Hollywood star Angelina Jolie was named the “godmother” of the Women for Bees program earlier this year, which aims to train 50 women in beekeeping within the next five years, as well as building 2,500 hives in 25 Unesco biosphere reserves and restocking 125 million bees.
The 25 Unesco biosphere reserves are located in countries including France, Italy, Russia, Slovenia, Cambodia, Ethiopia, Rwanda, and China.
Jolie, who has also completed humanitarian work as a Special Envoy for the UN Refugee Agency, has unveiled her plans to travel to Cambodia in 2022 to establish the next phase of the program in the region of Samlout, where she has a home, reports femalefirst.co.uk.
The actress said: “We wanted to make sure there was at least 50 women from 25 biospheres, to understand the biospheres and why it was important to map out and build the team.
“We are going to be working further with Unesco to understand how to expand how we are working with some of these countries and biospheres — the next training will be in Samlout, in my home in Cambodia.”
The `Salt` star added that she finds it “insane” that a woman`s right to education is still being discussed in many parts of the world.
She told People magazine: “It`s angering, really, isn`t it?
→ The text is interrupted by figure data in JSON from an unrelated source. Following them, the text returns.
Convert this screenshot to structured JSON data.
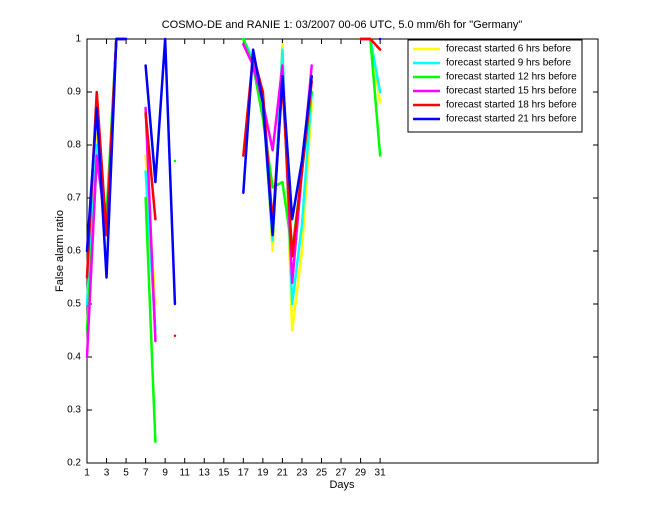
{
  "chart_data": {
    "type": "line",
    "title": "COSMO-DE and RANIE 1: 03/2007 00-06 UTC, 5.0 mm/6h for \"Germany\"",
    "x_label": "Days",
    "y_label": "False alarm ratio",
    "x": [
      1,
      2,
      3,
      4,
      5,
      6,
      7,
      8,
      9,
      10,
      11,
      12,
      13,
      14,
      15,
      16,
      17,
      18,
      19,
      20,
      21,
      22,
      23,
      24,
      25,
      26,
      27,
      28,
      29,
      30,
      31
    ],
    "series": [
      {
        "name": "forecast started 6 hrs before",
        "color": "#ffff00",
        "values": [
          0.55,
          0.82,
          0.65,
          1,
          1,
          null,
          0.78,
          0.5,
          null,
          null,
          null,
          null,
          null,
          null,
          null,
          null,
          1,
          0.96,
          0.9,
          0.6,
          0.99,
          0.45,
          0.6,
          0.88,
          null,
          null,
          null,
          null,
          1,
          1,
          0.88
        ]
      },
      {
        "name": "forecast started 9 hrs before",
        "color": "#00ffff",
        "values": [
          0.5,
          0.8,
          0.65,
          1,
          1,
          null,
          0.75,
          0.45,
          null,
          null,
          null,
          null,
          null,
          null,
          null,
          null,
          1,
          0.96,
          0.88,
          0.62,
          0.98,
          0.5,
          0.65,
          0.9,
          null,
          null,
          null,
          null,
          1,
          1,
          0.9
        ]
      },
      {
        "name": "forecast started 12 hrs before",
        "color": "#00ff00",
        "values": [
          0.45,
          0.77,
          0.67,
          1,
          1,
          null,
          0.7,
          0.24,
          null,
          0.77,
          null,
          null,
          null,
          null,
          null,
          null,
          1,
          0.95,
          0.85,
          0.72,
          0.73,
          0.6,
          0.75,
          0.9,
          null,
          null,
          null,
          null,
          1,
          1,
          0.78
        ]
      },
      {
        "name": "forecast started 15 hrs before",
        "color": "#ff00ff",
        "values": [
          0.4,
          0.78,
          0.63,
          1,
          1,
          null,
          0.87,
          0.43,
          null,
          null,
          null,
          null,
          null,
          null,
          null,
          null,
          0.99,
          0.95,
          0.88,
          0.79,
          0.95,
          0.54,
          0.75,
          0.95,
          null,
          null,
          null,
          null,
          1,
          1,
          null
        ]
      },
      {
        "name": "forecast started 18 hrs before",
        "color": "#ff0000",
        "values": [
          0.55,
          0.9,
          0.63,
          1,
          1,
          null,
          0.86,
          0.66,
          null,
          0.44,
          null,
          null,
          null,
          null,
          null,
          null,
          0.78,
          0.97,
          0.9,
          0.65,
          0.92,
          0.59,
          0.75,
          0.92,
          null,
          null,
          null,
          null,
          1,
          1,
          0.98
        ]
      },
      {
        "name": "forecast started 21 hrs before",
        "color": "#0000ff",
        "values": [
          0.6,
          0.87,
          0.55,
          1,
          1,
          null,
          0.95,
          0.73,
          1,
          0.5,
          null,
          null,
          null,
          null,
          null,
          null,
          0.71,
          0.98,
          0.88,
          0.63,
          0.93,
          0.66,
          0.77,
          0.93,
          null,
          null,
          null,
          null,
          null,
          null,
          1
        ]
      }
    ],
    "xlim": [
      1,
      53.3
    ],
    "xticks": [
      1,
      3,
      5,
      7,
      9,
      11,
      13,
      15,
      17,
      19,
      21,
      23,
      25,
      27,
      29,
      31
    ],
    "ylim": [
      0.2,
      1
    ],
    "yticks": [
      0.2,
      0.3,
      0.4,
      0.5,
      0.6,
      0.7,
      0.8,
      0.9,
      1
    ],
    "legend": "top-right",
    "grid": false
  }
}
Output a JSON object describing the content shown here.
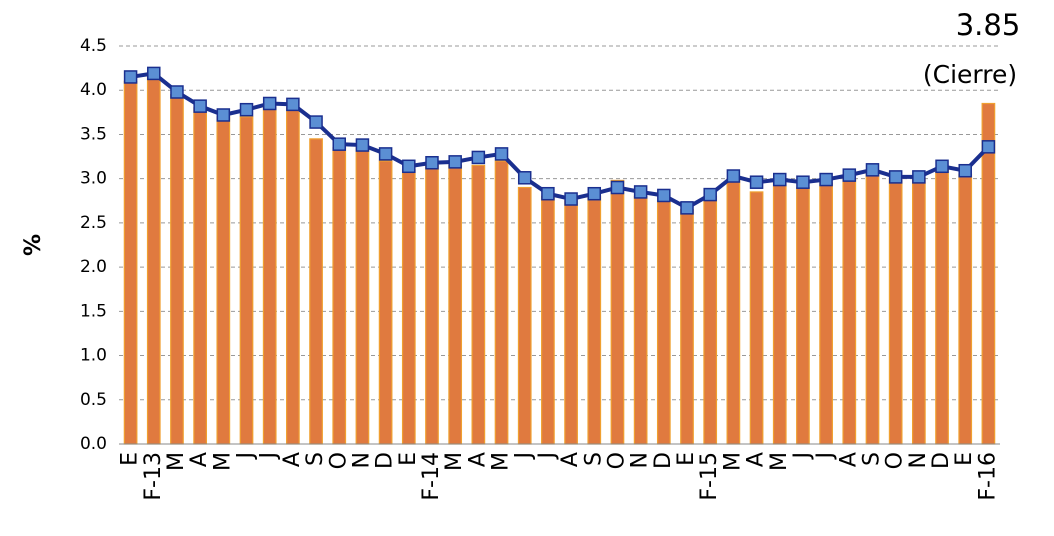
{
  "chart_data": {
    "type": "bar_line",
    "y_label": "%",
    "annotations": [
      "3.85",
      "(Cierre)"
    ],
    "categories": [
      "E",
      "F-13",
      "M",
      "A",
      "M",
      "J",
      "J",
      "A",
      "S",
      "O",
      "N",
      "D",
      "E",
      "F-14",
      "M",
      "A",
      "M",
      "J",
      "J",
      "A",
      "S",
      "O",
      "N",
      "D",
      "E",
      "F-15",
      "M",
      "A",
      "M",
      "J",
      "J",
      "A",
      "S",
      "O",
      "N",
      "D",
      "E",
      "F-16"
    ],
    "series": [
      {
        "kind": "bar",
        "color": "#e07a3f",
        "values": [
          4.1,
          4.15,
          3.95,
          3.8,
          3.7,
          3.7,
          3.8,
          3.8,
          3.45,
          3.35,
          3.35,
          3.2,
          3.1,
          3.15,
          3.15,
          3.15,
          3.2,
          2.9,
          2.8,
          2.75,
          2.8,
          2.98,
          2.8,
          2.75,
          2.65,
          2.8,
          3.0,
          2.85,
          2.95,
          2.9,
          2.95,
          3.0,
          3.05,
          3.0,
          3.0,
          3.1,
          3.05,
          3.85
        ]
      },
      {
        "kind": "line",
        "color": "#1a2f8f",
        "marker_color": "#5b8fd4",
        "values": [
          4.15,
          4.19,
          3.98,
          3.82,
          3.72,
          3.78,
          3.85,
          3.84,
          3.64,
          3.39,
          3.38,
          3.28,
          3.14,
          3.18,
          3.19,
          3.24,
          3.28,
          3.01,
          2.83,
          2.77,
          2.83,
          2.9,
          2.85,
          2.81,
          2.67,
          2.82,
          3.03,
          2.96,
          2.99,
          2.96,
          2.99,
          3.04,
          3.1,
          3.02,
          3.02,
          3.14,
          3.09,
          3.36
        ]
      }
    ],
    "ylim": [
      0,
      4.5
    ],
    "yticks": [
      {
        "value": 0,
        "label": "0.0"
      },
      0.5,
      {
        "value": 1,
        "label": "1.0"
      },
      1.5,
      {
        "value": 2,
        "label": "2.0"
      },
      2.5,
      {
        "value": 3,
        "label": "3.0"
      },
      3.5,
      {
        "value": 4,
        "label": "4.0"
      },
      4.5
    ],
    "grid": true
  }
}
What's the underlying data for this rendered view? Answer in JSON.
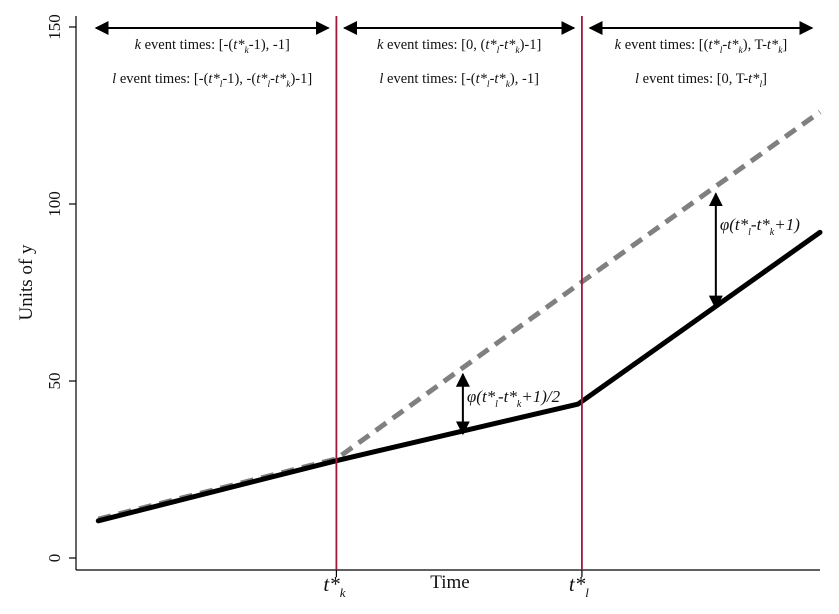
{
  "chart_data": {
    "type": "line",
    "title": "",
    "xlabel": "Time",
    "ylabel": "Units of y",
    "ylim": [
      0,
      150
    ],
    "yticks": [
      "0",
      "50",
      "100",
      "150"
    ],
    "xlim": [
      0,
      100
    ],
    "grid": false,
    "legend": "none",
    "vlines": [
      {
        "x": 35,
        "label_main": "t*",
        "label_sub": "k",
        "color": "#a0183c"
      },
      {
        "x": 68,
        "label_main": "t*",
        "label_sub": "l",
        "color": "#a0183c"
      }
    ],
    "series": [
      {
        "style": "solid",
        "color": "#000000",
        "x": [
          3,
          35,
          67.5,
          100
        ],
        "y": [
          10.5,
          27.5,
          43.5,
          92
        ]
      },
      {
        "style": "dashed",
        "color": "#808080",
        "x": [
          3,
          35,
          68,
          100
        ],
        "y": [
          11,
          28,
          78,
          126
        ]
      }
    ],
    "regions": [
      {
        "k_lines": [
          "k",
          " event times: [-(",
          "t*",
          "k",
          "-1",
          "), -1]"
        ],
        "l_lines": [
          "l",
          " event times: [-(",
          "t*",
          "l",
          "-1",
          "), -(",
          "t*",
          "l",
          "-",
          "t*",
          "k",
          ")-1]"
        ]
      },
      {
        "k_lines": [
          "k",
          " event times: [0, (",
          "t*",
          "l",
          "-",
          "t*",
          "k",
          ")-1]"
        ],
        "l_lines": [
          "l",
          " event times: [-(",
          "t*",
          "l",
          "-",
          "t*",
          "k",
          "), -1]"
        ]
      },
      {
        "k_lines": [
          "k",
          " event times: [(",
          "t*",
          "l",
          "-",
          "t*",
          "k",
          "), T-",
          "t*",
          "k",
          "]"
        ],
        "l_lines": [
          "l",
          " event times: [0, T-",
          "t*",
          "l",
          "]"
        ]
      }
    ],
    "annotations": [
      {
        "x": 52,
        "y_from": 34.5,
        "y_to": 52.5,
        "parts": [
          "φ(t*",
          "l",
          "-t*",
          "k",
          "+1)/2"
        ]
      },
      {
        "x": 86,
        "y_from": 70,
        "y_to": 103.5,
        "parts": [
          "φ(t*",
          "l",
          "-t*",
          "k",
          "+1)"
        ]
      }
    ]
  }
}
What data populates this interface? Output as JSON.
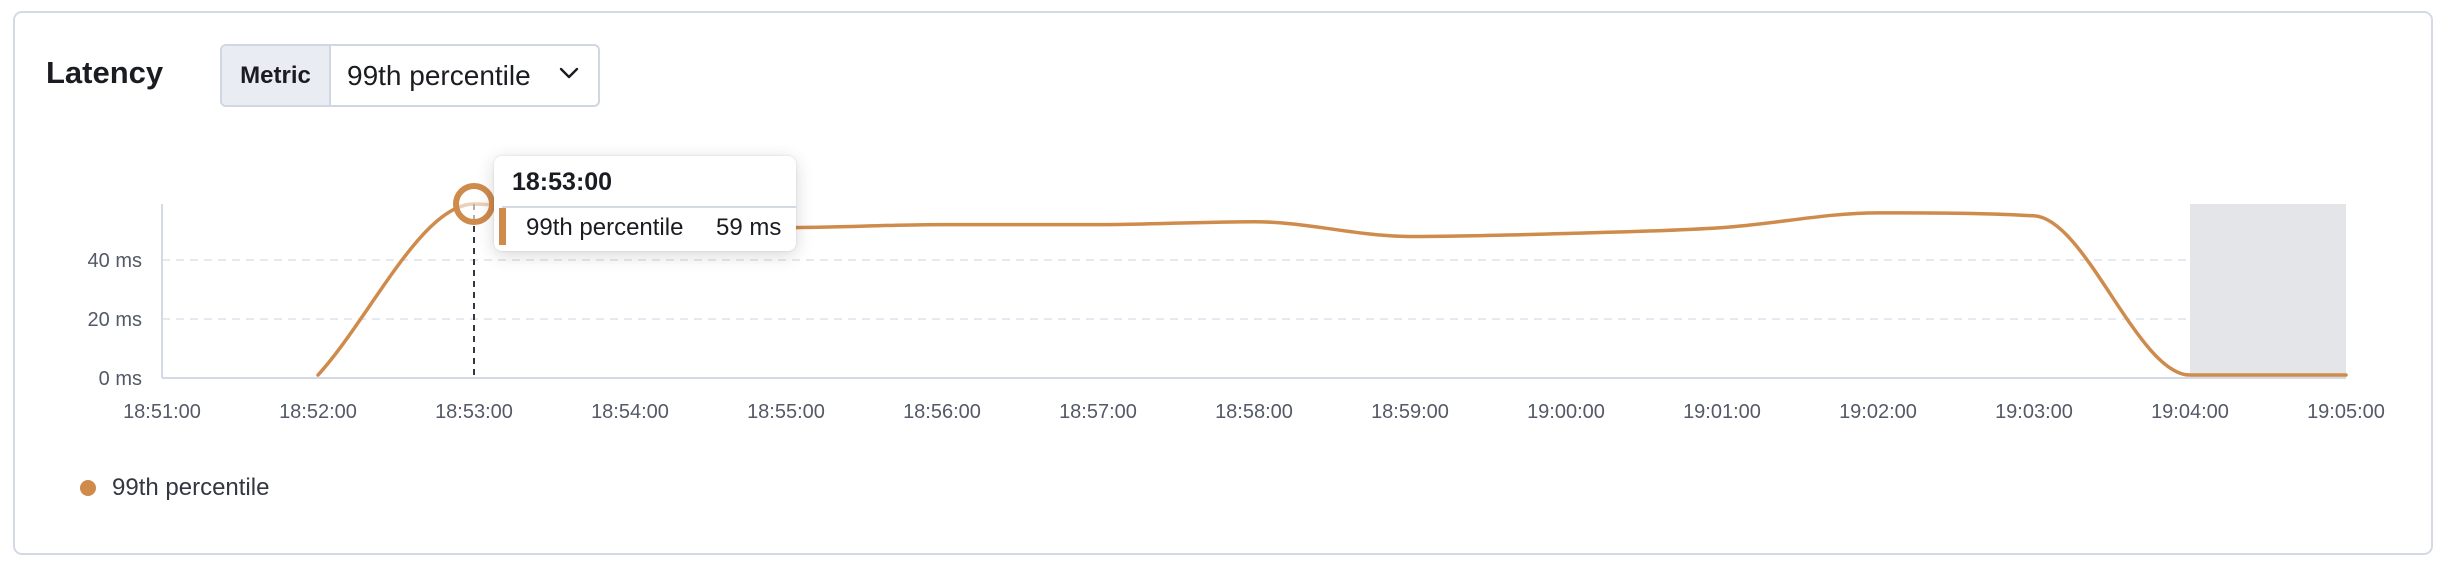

That we somehow have to keep explaining this – it`s their right.
“When a young girl is born, she has the right to education, it`s her life. The real question is why do we continue to limit that girls` access to education, why do we continue to question it?”
“For anyone, education will help them be more capable, where they can communicate and they can contribute to their family, their community and society.”
Jolie was announced as the “godmother” of the Women for Bees program in March this year.
In a statement at the time, Jolie, who met with the beekeepers in training and tracked their progress, said: “When women gain skills and knowledge their instinct is to help raise others. I`m excited to meet the women taking part in this program from all over the world.
“I look forward to getting to know them and learning about their culture and environment and the role bees play in that. I hope the training will strengthen their independence, their livelihoods, and their communities.”